As such the iPhone/iPod Touch is the game platform nobody expected. The hardware is good, Apple has integrated the distribution method into the hardware, and the revenue sharing scheme is significantly better than for other mobile media.
Even if the machines themselves are powerful, the design limitations of mobile platforms do not appear to be quite compatible with our current gameplay mechanisms -- the screens are small, and the keyboard does not allow one to play with more than two fingers. Touch screen-based phones offer a much more comfortable screen, but don't solve the control issue.
However, as always, specialized game mechanisms will surely appear. The use of the accelerometers in the iPhone is a smart way to circumvent the control issue and explains the success of Crash Bandicoot Nitro Kart on this platform.
We can wager that new forms of games will emerge that circumvent the weaknesses of mobile phones: role-playing or strategy games that do not require complex graphics and can work with limited interfaces.

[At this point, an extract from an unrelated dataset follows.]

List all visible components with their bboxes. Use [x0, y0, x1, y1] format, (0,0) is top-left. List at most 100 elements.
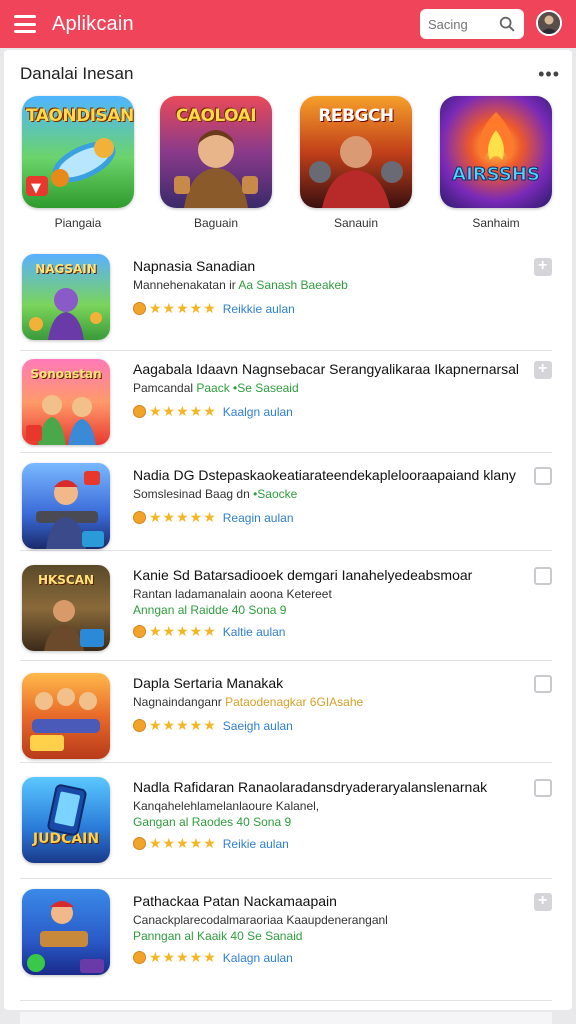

WAP-, SMS- or MMS-based games, applications complementing more traditional games, games utilizing integrated cameras, co-op puzzle games where each individual holds some of the pieces, gambling games, social games, etc. While these examples are only speculation, I want to emphasize the fact that innovation always arises where we least expect it to.
Mobile games are probably the next horizon of multiplayer gaming as it is the only platform that, in the medium term, can open multiplayer gaming to the true mass market.

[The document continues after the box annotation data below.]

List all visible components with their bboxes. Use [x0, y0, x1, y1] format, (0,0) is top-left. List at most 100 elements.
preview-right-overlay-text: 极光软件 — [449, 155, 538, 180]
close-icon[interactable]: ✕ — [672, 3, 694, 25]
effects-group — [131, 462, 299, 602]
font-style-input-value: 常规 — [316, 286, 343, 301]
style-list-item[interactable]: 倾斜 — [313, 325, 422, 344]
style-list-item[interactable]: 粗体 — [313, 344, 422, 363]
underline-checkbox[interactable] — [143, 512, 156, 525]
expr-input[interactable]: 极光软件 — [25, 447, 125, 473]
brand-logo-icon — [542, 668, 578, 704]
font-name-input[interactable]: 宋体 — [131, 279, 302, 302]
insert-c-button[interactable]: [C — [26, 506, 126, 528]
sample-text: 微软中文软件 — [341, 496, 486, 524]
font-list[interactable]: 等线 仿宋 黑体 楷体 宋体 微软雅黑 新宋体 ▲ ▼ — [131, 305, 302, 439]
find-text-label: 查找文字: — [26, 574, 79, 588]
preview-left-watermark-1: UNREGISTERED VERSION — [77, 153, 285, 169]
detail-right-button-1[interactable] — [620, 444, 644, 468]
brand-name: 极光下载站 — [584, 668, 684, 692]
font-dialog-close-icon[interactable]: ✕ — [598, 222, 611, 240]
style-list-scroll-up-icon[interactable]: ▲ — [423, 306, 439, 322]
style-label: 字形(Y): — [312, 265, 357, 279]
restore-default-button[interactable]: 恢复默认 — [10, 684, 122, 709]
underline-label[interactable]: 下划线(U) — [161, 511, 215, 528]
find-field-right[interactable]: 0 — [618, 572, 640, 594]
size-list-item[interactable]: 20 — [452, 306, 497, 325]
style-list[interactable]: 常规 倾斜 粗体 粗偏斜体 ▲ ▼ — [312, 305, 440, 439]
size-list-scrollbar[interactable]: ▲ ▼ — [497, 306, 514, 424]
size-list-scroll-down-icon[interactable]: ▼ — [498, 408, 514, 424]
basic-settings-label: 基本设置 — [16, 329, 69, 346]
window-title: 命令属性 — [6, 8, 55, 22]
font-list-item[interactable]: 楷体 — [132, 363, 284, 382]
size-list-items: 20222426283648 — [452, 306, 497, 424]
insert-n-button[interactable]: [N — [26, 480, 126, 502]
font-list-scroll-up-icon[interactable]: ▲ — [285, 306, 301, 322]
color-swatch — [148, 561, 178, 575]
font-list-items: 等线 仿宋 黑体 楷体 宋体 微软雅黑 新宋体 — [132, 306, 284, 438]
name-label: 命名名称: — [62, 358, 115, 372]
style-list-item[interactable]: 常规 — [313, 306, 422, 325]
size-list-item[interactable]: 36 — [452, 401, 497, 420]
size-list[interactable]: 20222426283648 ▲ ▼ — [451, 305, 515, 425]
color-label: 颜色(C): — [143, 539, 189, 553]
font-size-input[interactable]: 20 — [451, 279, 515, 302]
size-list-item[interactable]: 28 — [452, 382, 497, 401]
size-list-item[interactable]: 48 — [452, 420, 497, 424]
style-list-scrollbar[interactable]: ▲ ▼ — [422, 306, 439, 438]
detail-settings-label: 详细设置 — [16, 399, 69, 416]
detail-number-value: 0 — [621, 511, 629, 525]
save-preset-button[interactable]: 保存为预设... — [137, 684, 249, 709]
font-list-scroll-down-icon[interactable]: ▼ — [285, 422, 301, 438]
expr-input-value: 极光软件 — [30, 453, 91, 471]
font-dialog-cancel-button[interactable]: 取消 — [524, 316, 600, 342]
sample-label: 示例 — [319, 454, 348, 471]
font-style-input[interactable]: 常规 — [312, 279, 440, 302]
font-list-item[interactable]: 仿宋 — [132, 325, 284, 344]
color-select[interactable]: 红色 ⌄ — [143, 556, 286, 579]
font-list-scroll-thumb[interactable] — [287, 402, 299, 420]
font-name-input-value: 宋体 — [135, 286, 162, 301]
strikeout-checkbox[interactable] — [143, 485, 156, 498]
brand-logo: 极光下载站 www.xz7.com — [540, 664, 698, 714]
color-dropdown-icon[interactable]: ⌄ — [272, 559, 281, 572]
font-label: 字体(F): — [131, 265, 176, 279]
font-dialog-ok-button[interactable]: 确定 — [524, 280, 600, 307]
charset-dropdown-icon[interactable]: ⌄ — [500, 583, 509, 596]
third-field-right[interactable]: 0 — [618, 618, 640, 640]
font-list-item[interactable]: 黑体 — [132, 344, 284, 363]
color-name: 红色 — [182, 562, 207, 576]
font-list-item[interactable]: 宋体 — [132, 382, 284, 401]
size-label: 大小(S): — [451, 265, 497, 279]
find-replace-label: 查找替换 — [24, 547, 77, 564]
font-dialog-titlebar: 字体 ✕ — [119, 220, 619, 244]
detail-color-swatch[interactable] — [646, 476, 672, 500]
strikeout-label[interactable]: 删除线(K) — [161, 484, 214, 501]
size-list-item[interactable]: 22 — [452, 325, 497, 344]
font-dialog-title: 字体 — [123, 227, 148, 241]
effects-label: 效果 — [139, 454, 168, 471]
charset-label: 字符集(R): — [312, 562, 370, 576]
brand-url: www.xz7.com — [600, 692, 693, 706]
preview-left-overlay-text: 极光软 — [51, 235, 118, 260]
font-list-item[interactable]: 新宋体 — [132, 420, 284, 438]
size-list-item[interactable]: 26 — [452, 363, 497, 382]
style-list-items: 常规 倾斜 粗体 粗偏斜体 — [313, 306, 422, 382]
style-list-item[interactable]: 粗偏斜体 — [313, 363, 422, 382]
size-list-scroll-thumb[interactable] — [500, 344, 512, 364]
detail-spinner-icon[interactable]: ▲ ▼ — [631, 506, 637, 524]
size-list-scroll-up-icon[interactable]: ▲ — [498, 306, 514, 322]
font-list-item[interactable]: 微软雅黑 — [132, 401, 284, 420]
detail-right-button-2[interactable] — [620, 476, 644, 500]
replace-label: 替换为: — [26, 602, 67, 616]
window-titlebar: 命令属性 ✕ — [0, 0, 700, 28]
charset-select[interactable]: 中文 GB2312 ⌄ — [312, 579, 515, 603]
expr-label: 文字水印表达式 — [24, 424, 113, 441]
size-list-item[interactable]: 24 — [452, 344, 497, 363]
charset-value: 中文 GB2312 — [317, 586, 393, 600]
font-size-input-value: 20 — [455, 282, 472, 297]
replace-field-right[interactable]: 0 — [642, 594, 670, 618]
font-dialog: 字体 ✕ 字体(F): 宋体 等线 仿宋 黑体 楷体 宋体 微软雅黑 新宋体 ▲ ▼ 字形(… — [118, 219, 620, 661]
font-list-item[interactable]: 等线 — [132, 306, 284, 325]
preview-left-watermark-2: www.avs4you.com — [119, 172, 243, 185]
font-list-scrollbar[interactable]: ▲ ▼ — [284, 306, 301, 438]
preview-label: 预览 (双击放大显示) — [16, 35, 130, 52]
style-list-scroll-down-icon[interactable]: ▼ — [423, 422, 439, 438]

I already addressed this trend in a previous article. Its impact on game design and on the economic model of game commercialization will probably be significant. Fiction? Hardly. It is already the case with massively multiplayer games, as well as with the numerous free games relying on microtransactions to generate revenue.
EA DICE's Battlefield Heroes
This business model has been pioneered by Asian publishers and developers and is likely to sweep our shores. It is, in fact, the path taken by EA for Battlefield Heroes, one of the forthcoming titles in the Battlefield series developed by the talented Swedish studio DICE.
Single player games are making use of downloadable content: new equipment, levels, missions, game modes, settings, opponents, etc. There's every chance this will become increasingly extensive.
We can easily predict the impact of this development on the economic model for publishers; that is to say, significant revenue generated by a game will no longer necessarily stop with the initial distribution of the box.